For this dataset, we want to use the columns leading up to `status` to determine if different college graduates were placed at a job.  Because the salary is determined by the placement status, we can't use it to predict if a new graduate will be placed, so we'll have to drop that column.  Note that if we were interested in doing a regression analysis, we could try to predict the salary given placement, but we're keeping it classy and sticking to classification algorithms only. Also, we'll drop the `sl_no` column because it's a unique student number.

Unlike the heart attack dataset, this dataset includes non-numeric features.

In [None]:
df

Before we can feed this data into the Passive-Aggressive Classifier algorithm (or pretty much any other classification algorithm), we need to convert any text data into numeric data.  There are a few common techniques for encoding.  The technique we will use for our dataset is called one-hot encoding.  What it does is "pivot" the categorical data, so that each distinct categorical value gets its own feature.  For example, `gender` has two values, M and F.  One-hot encoding will create new new features, one for `gender=M` and one for `gender=F`.  We need to do this for each of the non-numeric features.

In [None]:
enc = preprocessing.OneHotEncoder()

# Get only categorical features
X_object = X.select_dtypes('object')

# Fit the input features to our encoder
enc.fit(X_object)

# Perform the transformation on our dataset
codes = enc.transform(X_object).toarray()
feature_names = enc.get_feature_names_out(['gender', 'ssc_b', 'hsc_b', 'hsc_s', 'degree_t', 'workex', 'specialisation'])

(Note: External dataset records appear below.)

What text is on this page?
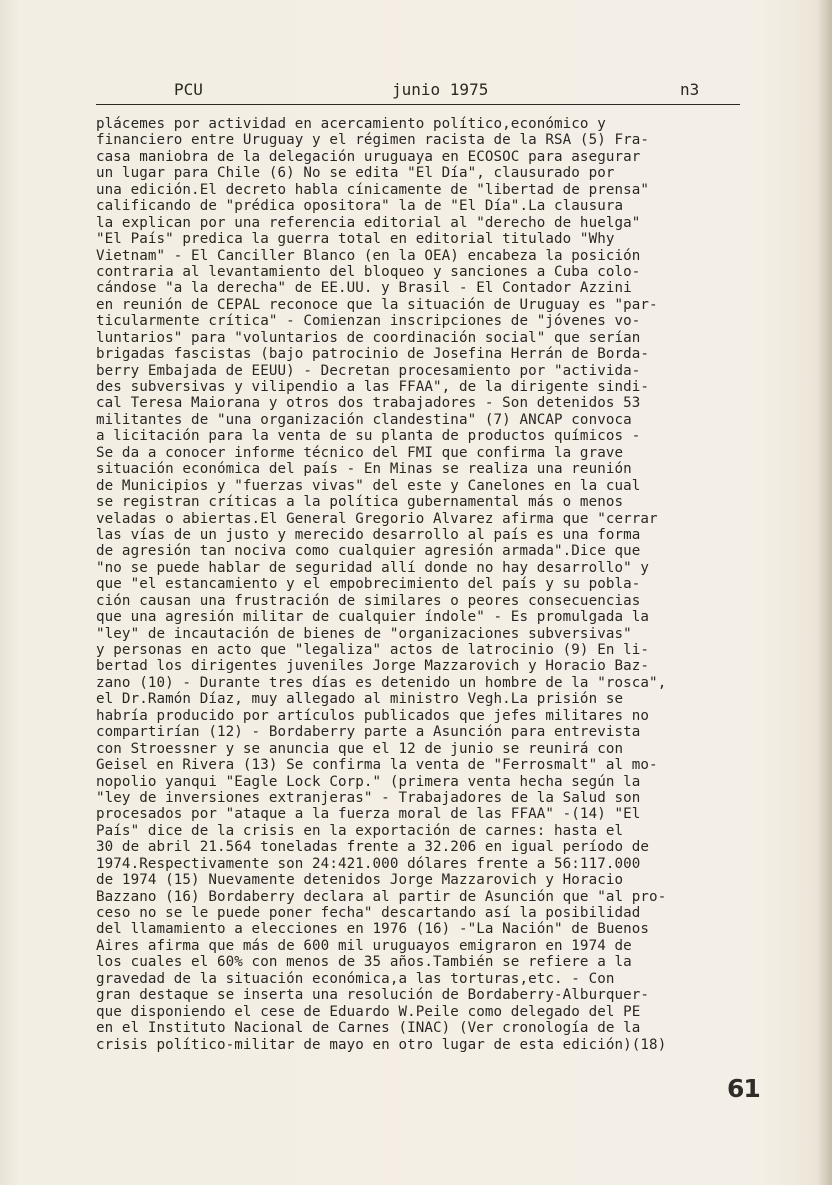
PCU	junio 1975	n3
plácemes por actividad en acercamiento político,económico y
financiero entre Uruguay y el régimen racista de la RSA (5) Fra-
casa maniobra de la delegación uruguaya en ECOSOC para asegurar
un lugar para Chile (6) No se edita "El Día", clausurado por
una edición.El decreto habla cínicamente de "libertad de prensa"
calificando de "prédica opositora" la de "El Día".La clausura
la explican por una referencia editorial al "derecho de huelga"
"El País" predica la guerra total en editorial titulado "Why
Vietnam" - El Canciller Blanco (en la OEA) encabeza la posición
contraria al levantamiento del bloqueo y sanciones a Cuba colo-
cándose "a la derecha" de EE.UU. y Brasil - El Contador Azzini
en reunión de CEPAL reconoce que la situación de Uruguay es "par-
ticularmente crítica" - Comienzan inscripciones de "jóvenes vo-
luntarios" para "voluntarios de coordinación social" que serían
brigadas fascistas (bajo patrocinio de Josefina Herrán de Borda-
berry Embajada de EEUU) - Decretan procesamiento por "activida-
des subversivas y vilipendio a las FFAA", de la dirigente sindi-
cal Teresa Maiorana y otros dos trabajadores - Son detenidos 53
militantes de "una organización clandestina" (7) ANCAP convoca
a licitación para la venta de su planta de productos químicos -
Se da a conocer informe técnico del FMI que confirma la grave
situación económica del país - En Minas se realiza una reunión
de Municipios y "fuerzas vivas" del este y Canelones en la cual
se registran críticas a la política gubernamental más o menos
veladas o abiertas.El General Gregorio Alvarez afirma que "cerrar
las vías de un justo y merecido desarrollo al país es una forma
de agresión tan nociva como cualquier agresión armada".Dice que
"no se puede hablar de seguridad allí donde no hay desarrollo" y
que "el estancamiento y el empobrecimiento del país y su pobla-
ción causan una frustración de similares o peores consecuencias
que una agresión militar de cualquier índole" - Es promulgada la
"ley" de incautación de bienes de "organizaciones subversivas"
y personas en acto que "legaliza" actos de latrocinio (9) En li-
bertad los dirigentes juveniles Jorge Mazzarovich y Horacio Baz-
zano (10) - Durante tres días es detenido un hombre de la "rosca",
el Dr.Ramón Díaz, muy allegado al ministro Vegh.La prisión se
habría producido por artículos publicados que jefes militares no
compartirían (12) - Bordaberry parte a Asunción para entrevista
con Stroessner y se anuncia que el 12 de junio se reunirá con
Geisel en Rivera (13) Se confirma la venta de "Ferrosmalt" al mo-
nopolio yanqui "Eagle Lock Corp." (primera venta hecha según la
"ley de inversiones extranjeras" - Trabajadores de la Salud son
procesados por "ataque a la fuerza moral de las FFAA" -(14) "El
País" dice de la crisis en la exportación de carnes: hasta el
30 de abril 21.564 toneladas frente a 32.206 en igual período de
1974.Respectivamente son 24:421.000 dólares frente a 56:117.000
de 1974 (15) Nuevamente detenidos Jorge Mazzarovich y Horacio
Bazzano (16) Bordaberry declara al partir de Asunción que "al pro-
ceso no se le puede poner fecha" descartando así la posibilidad
del llamamiento a elecciones en 1976 (16) -"La Nación" de Buenos
Aires afirma que más de 600 mil uruguayos emigraron en 1974 de
los cuales el 60% con menos de 35 años.También se refiere a la
gravedad de la situación económica,a las torturas,etc. - Con
gran destaque se inserta una resolución de Bordaberry-Alburquer-
que disponiendo el cese de Eduardo W.Peile como delegado del PE
en el Instituto Nacional de Carnes (INAC) (Ver cronología de la
crisis político-militar de mayo en otro lugar de esta edición)(18)
61
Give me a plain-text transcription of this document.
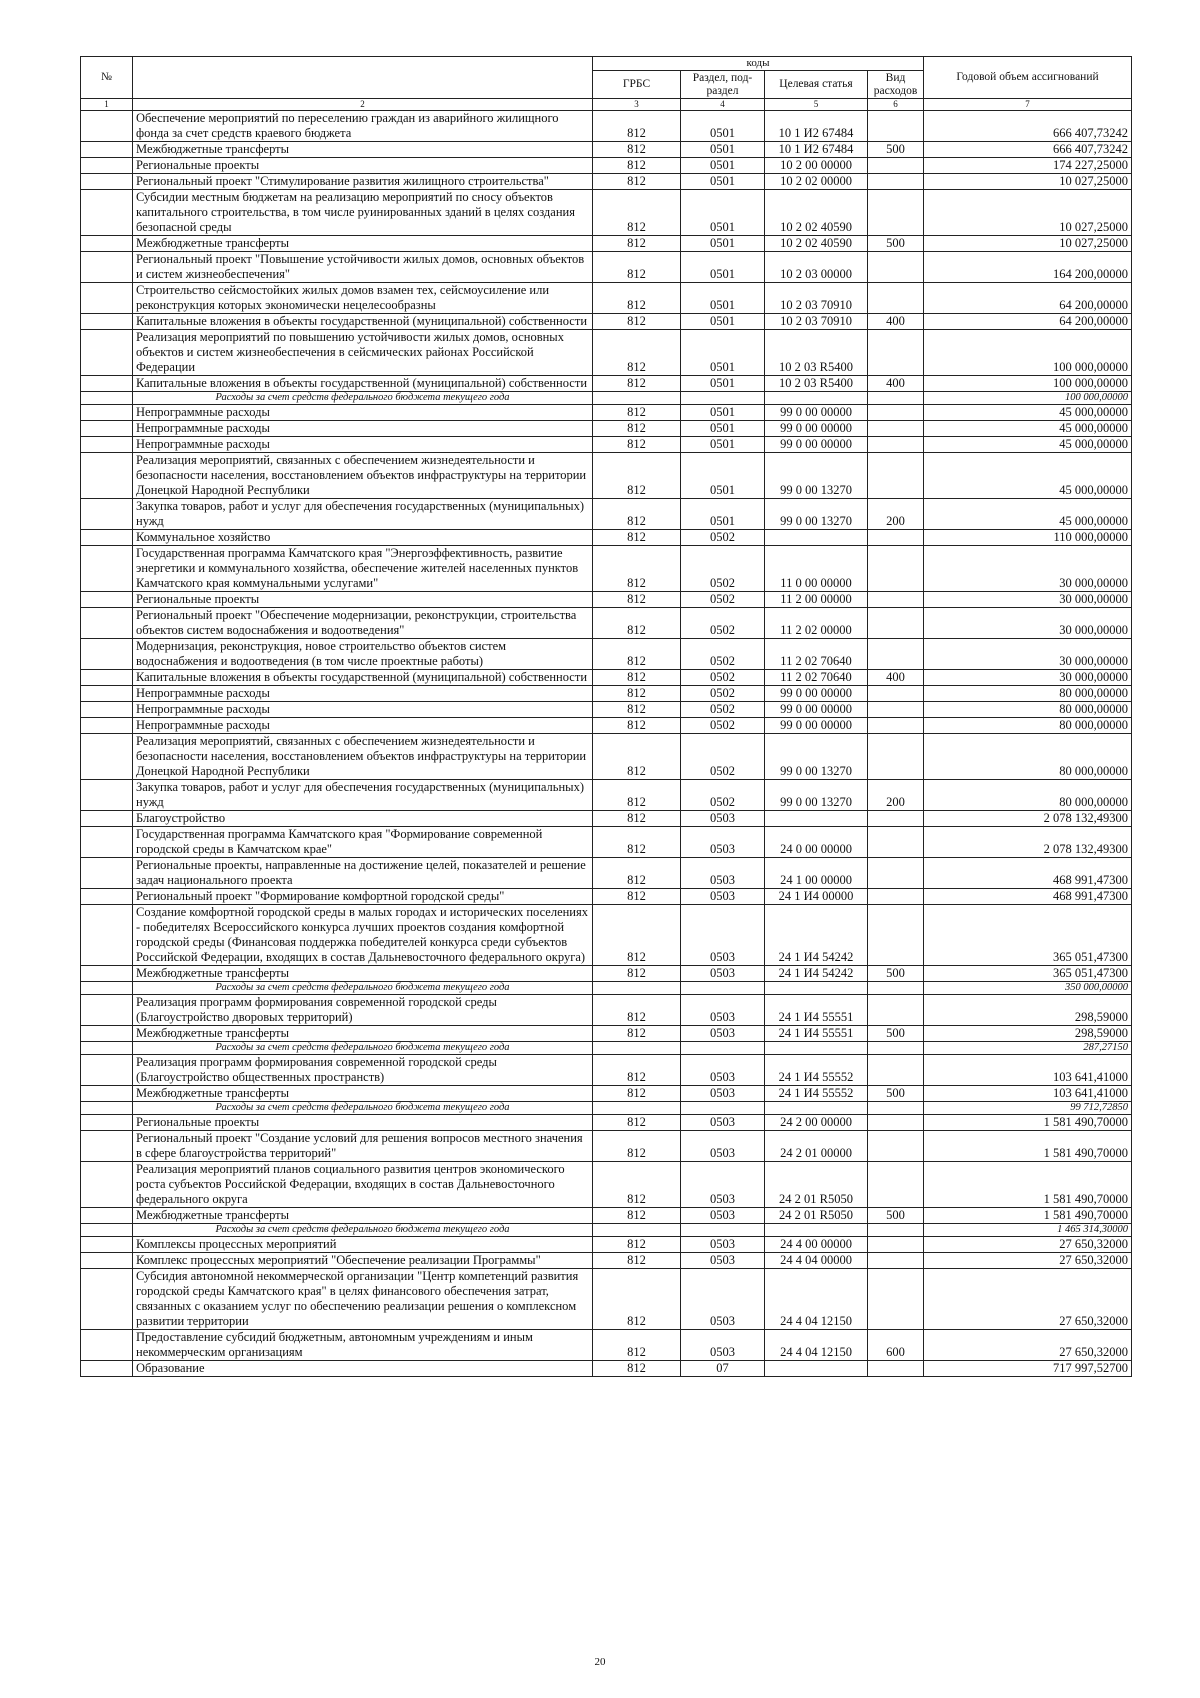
№		коды				Годовой объем ассигнований
		ГРБС	Раздел, под-раздел	Целевая статья	Вид расходов	
1	2	3	4	5	6	7
	Обеспечение мероприятий по переселению граждан из аварийного жилищного фонда за счет средств краевого бюджета	812	0501	10 1 И2 67484		666 407,73242
	Межбюджетные трансферты	812	0501	10 1 И2 67484	500	666 407,73242
	Региональные проекты	812	0501	10 2 00 00000		174 227,25000
	Региональный проект "Стимулирование развития жилищного строительства"	812	0501	10 2 02 00000		10 027,25000
	Субсидии местным бюджетам на реализацию мероприятий по сносу объектов капитального строительства, в том числе руинированных зданий в целях создания безопасной среды	812	0501	10 2 02 40590		10 027,25000
	Межбюджетные трансферты	812	0501	10 2 02 40590	500	10 027,25000
	Региональный проект "Повышение устойчивости жилых домов, основных объектов и систем жизнеобеспечения"	812	0501	10 2 03 00000		164 200,00000
	Строительство сейсмостойких жилых домов взамен тех, сейсмоусиление или реконструкция которых экономически нецелесообразны	812	0501	10 2 03 70910		64 200,00000
	Капитальные вложения в объекты государственной (муниципальной) собственности	812	0501	10 2 03 70910	400	64 200,00000
	Реализация мероприятий по повышению устойчивости жилых домов, основных объектов и систем жизнеобеспечения в сейсмических районах Российской Федерации	812	0501	10 2 03 R5400		100 000,00000
	Капитальные вложения в объекты государственной (муниципальной) собственности	812	0501	10 2 03 R5400	400	100 000,00000
	Расходы за счет средств федерального бюджета текущего года					100 000,00000
	Непрограммные расходы	812	0501	99 0 00 00000		45 000,00000
	Непрограммные расходы	812	0501	99 0 00 00000		45 000,00000
	Непрограммные расходы	812	0501	99 0 00 00000		45 000,00000
	Реализация мероприятий, связанных с обеспечением жизнедеятельности и безопасности населения, восстановлением объектов инфраструктуры на территории Донецкой Народной Республики	812	0501	99 0 00 13270		45 000,00000
	Закупка товаров, работ и услуг для обеспечения государственных (муниципальных) нужд	812	0501	99 0 00 13270	200	45 000,00000
	Коммунальное хозяйство	812	0502			110 000,00000
	Государственная программа Камчатского края "Энергоэффективность, развитие энергетики и коммунального хозяйства, обеспечение жителей населенных пунктов Камчатского края коммунальными услугами"	812	0502	11 0 00 00000		30 000,00000
	Региональные проекты	812	0502	11 2 00 00000		30 000,00000
	Региональный проект "Обеспечение модернизации, реконструкции, строительства объектов систем водоснабжения и водоотведения"	812	0502	11 2 02 00000		30 000,00000
	Модернизация, реконструкция, новое строительство объектов систем водоснабжения и водоотведения (в том числе проектные работы)	812	0502	11 2 02 70640		30 000,00000
	Капитальные вложения в объекты государственной (муниципальной) собственности	812	0502	11 2 02 70640	400	30 000,00000
	Непрограммные расходы	812	0502	99 0 00 00000		80 000,00000
	Непрограммные расходы	812	0502	99 0 00 00000		80 000,00000
	Непрограммные расходы	812	0502	99 0 00 00000		80 000,00000
	Реализация мероприятий, связанных с обеспечением жизнедеятельности и безопасности населения, восстановлением объектов инфраструктуры на территории Донецкой Народной Республики	812	0502	99 0 00 13270		80 000,00000
	Закупка товаров, работ и услуг для обеспечения государственных (муниципальных) нужд	812	0502	99 0 00 13270	200	80 000,00000
	Благоустройство	812	0503			2 078 132,49300
	Государственная программа Камчатского края "Формирование современной городской среды в Камчатском крае"	812	0503	24 0 00 00000		2 078 132,49300
	Региональные проекты, направленные на достижение целей, показателей и решение задач национального проекта	812	0503	24 1 00 00000		468 991,47300
	Региональный проект "Формирование комфортной городской среды"	812	0503	24 1 И4 00000		468 991,47300
	Создание комфортной городской среды в малых городах и исторических поселениях - победителях Всероссийского конкурса лучших проектов создания комфортной городской среды (Финансовая поддержка победителей конкурса среди субъектов Российской Федерации, входящих в состав Дальневосточного федерального округа)	812	0503	24 1 И4 54242		365 051,47300
	Межбюджетные трансферты	812	0503	24 1 И4 54242	500	365 051,47300
	Расходы за счет средств федерального бюджета текущего года					350 000,00000
	Реализация программ формирования современной городской среды (Благоустройство дворовых территорий)	812	0503	24 1 И4 55551		298,59000
	Межбюджетные трансферты	812	0503	24 1 И4 55551	500	298,59000
	Расходы за счет средств федерального бюджета текущего года					287,27150
	Реализация программ формирования современной городской среды (Благоустройство общественных пространств)	812	0503	24 1 И4 55552		103 641,41000
	Межбюджетные трансферты	812	0503	24 1 И4 55552	500	103 641,41000
	Расходы за счет средств федерального бюджета текущего года					99 712,72850
	Региональные проекты	812	0503	24 2 00 00000		1 581 490,70000
	Региональный проект "Создание условий для решения вопросов местного значения в сфере благоустройства территорий"	812	0503	24 2 01 00000		1 581 490,70000
	Реализация мероприятий планов социального развития центров экономического роста субъектов Российской Федерации, входящих в состав Дальневосточного федерального округа	812	0503	24 2 01 R5050		1 581 490,70000
	Межбюджетные трансферты	812	0503	24 2 01 R5050	500	1 581 490,70000
	Расходы за счет средств федерального бюджета текущего года					1 465 314,30000
	Комплексы процессных мероприятий	812	0503	24 4 00 00000		27 650,32000
	Комплекс процессных мероприятий "Обеспечение реализации Программы"	812	0503	24 4 04 00000		27 650,32000
	Субсидия автономной некоммерческой организации "Центр компетенций развития городской среды Камчатского края" в целях финансового обеспечения затрат, связанных с оказанием услуг по обеспечению реализации решения о комплексном развитии территории	812	0503	24 4 04 12150		27 650,32000
	Предоставление субсидий бюджетным, автономным учреждениям и иным некоммерческим организациям	812	0503	24 4 04 12150	600	27 650,32000
	Образование	812	07			717 997,52700
20
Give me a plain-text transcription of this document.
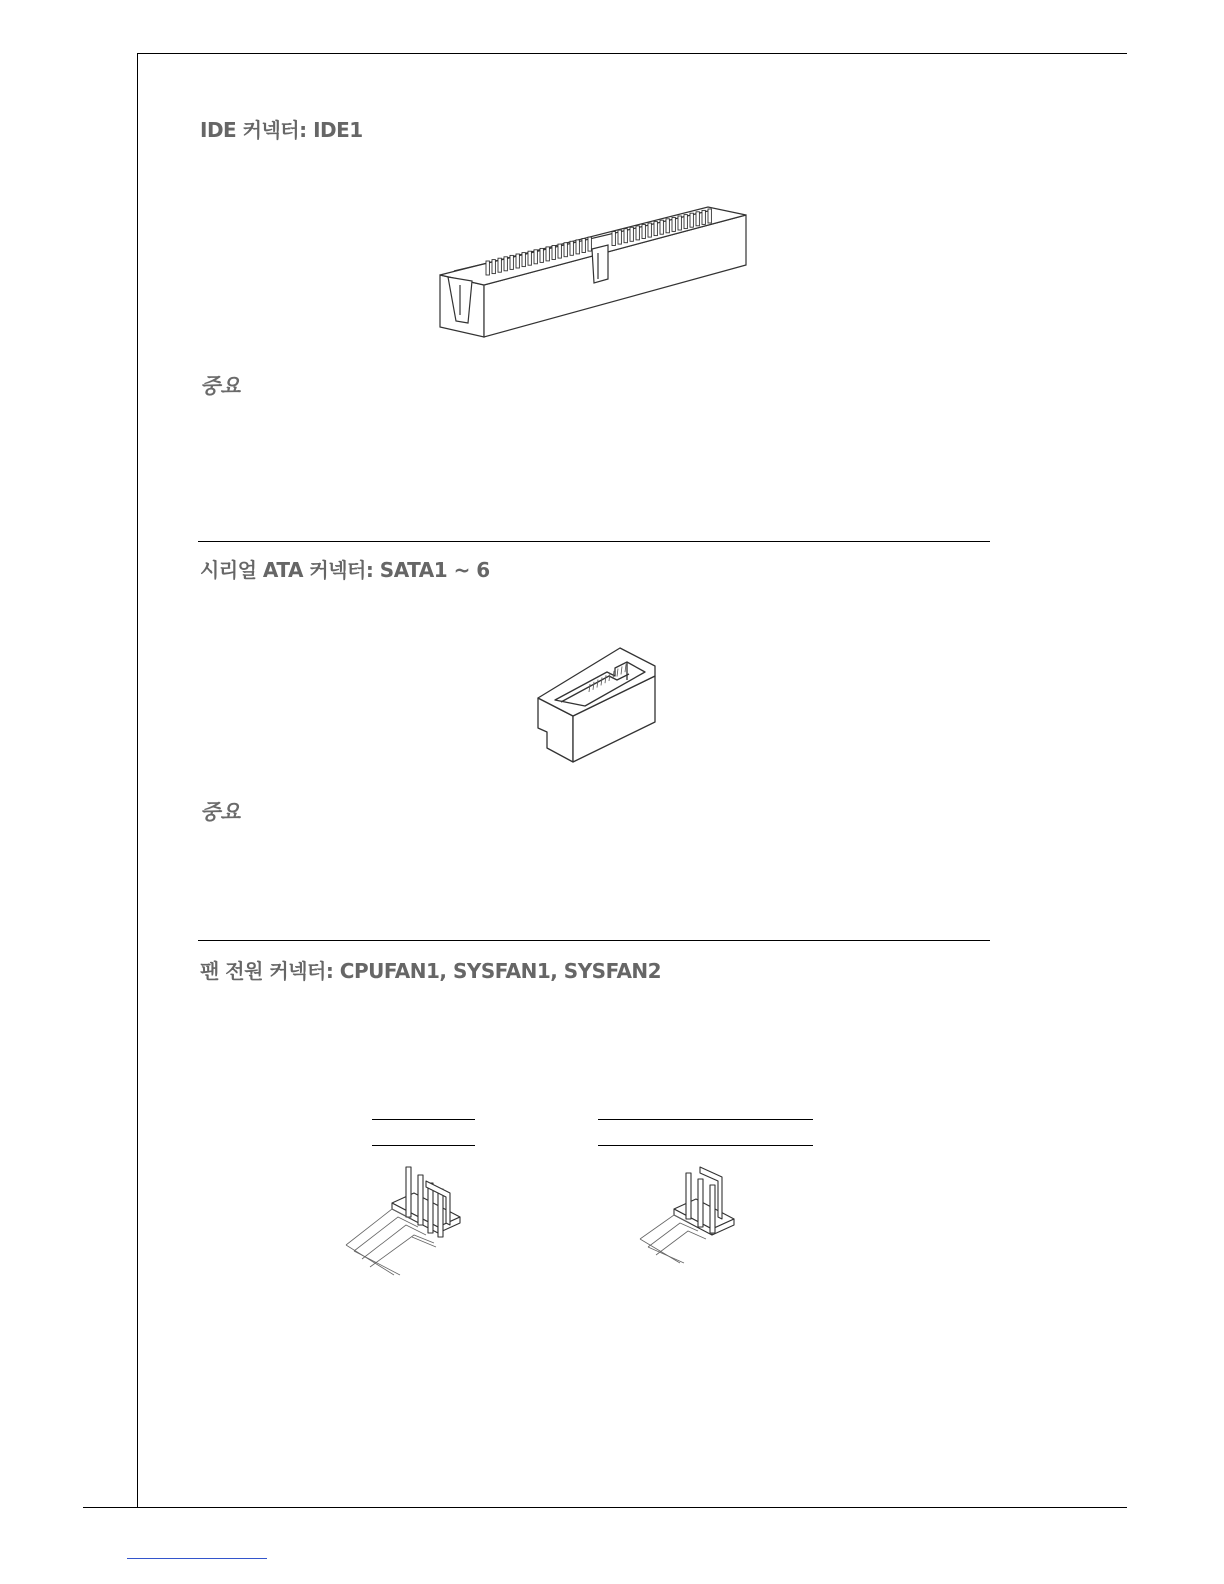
IDE 커넥터: IDE1
중요
시리얼 ATA 커넥터: SATA1 ~ 6
중요
팬 전원 커넥터: CPUFAN1, SYSFAN1, SYSFAN2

# Combine the new one-hot encoded features with our existing floats and everything is now numeric.
X = pd.concat([X.select_dtypes(exclude='object'), pd.DataFrame(codes, columns=feature_names).astype(int)], axis=1)
X.shape

The `shape` here shows that we have the same number of rows as before (215), but the number of columns went from 12 to 21. We started with 5 floating point features. To it, we added 16 values for categorical variables: 5 of our categorical variables had 2 values, and two categorical variables had 3 values.

In [None]:
X

By contrast, I'm going to perform a simple label encoding of the `status`.

In [None]:
le = preprocessing.LabelEncoder()
y = le.fit_transform(y)
y

In [None]:
X_train, X_test, y_train, y_test = train_test_split(X, y, test_size=0.30, random_state=1740)

In [None]:
X_train

Now let's train the passive-aggressive model.

In [None]:
clf = clf.fit(X_train, y_train)

## How'd We Do?

Let's first use the `accuracy_score` method in sklearn to see just how well we did.

In [None]:
predicted = clf.predict(X_test)
accuracy_score(y_test, predicted)

The high-line accuracy is right in line with some other algorithms, including logistic regression.  Let's compare how it does in the confusion matrix and classification report.

In [None]:
confusion_matrix(y_test, predicted)

In [None]:
print(classification_report(y_test, predicted))

Let's compare this to the rest of the group:

|Case|kNN|XGBoost|Logistic Regression|Naive Bayes|Online PA|
|----|---|-------|-------------------|-----------|---------|
|True Negative|13|18|17|15|14|
|False Positive|8|3|4|6|7|
|False Negative|4|5|6|5|3|
|True Positive|40|39|38|39|41|

Our passive-aggressive classifier turned out to be the best at predicting placements, beating even XGBoost and Naive Bayes at the task. It did suffer a little bit with respect to non-placements, barely beating kNN and doing worse than all other algorithms.

Note that, more than most other algorithms, online passive-aggressive classifiers are very dependent on the ordering of input data.  A small change could lead to a substantial accuracy difference, more so than most algorithms.  The benefits are that they tend to be very accurate (especially as information changes over time) and you do not need massive amounts of data for retraining.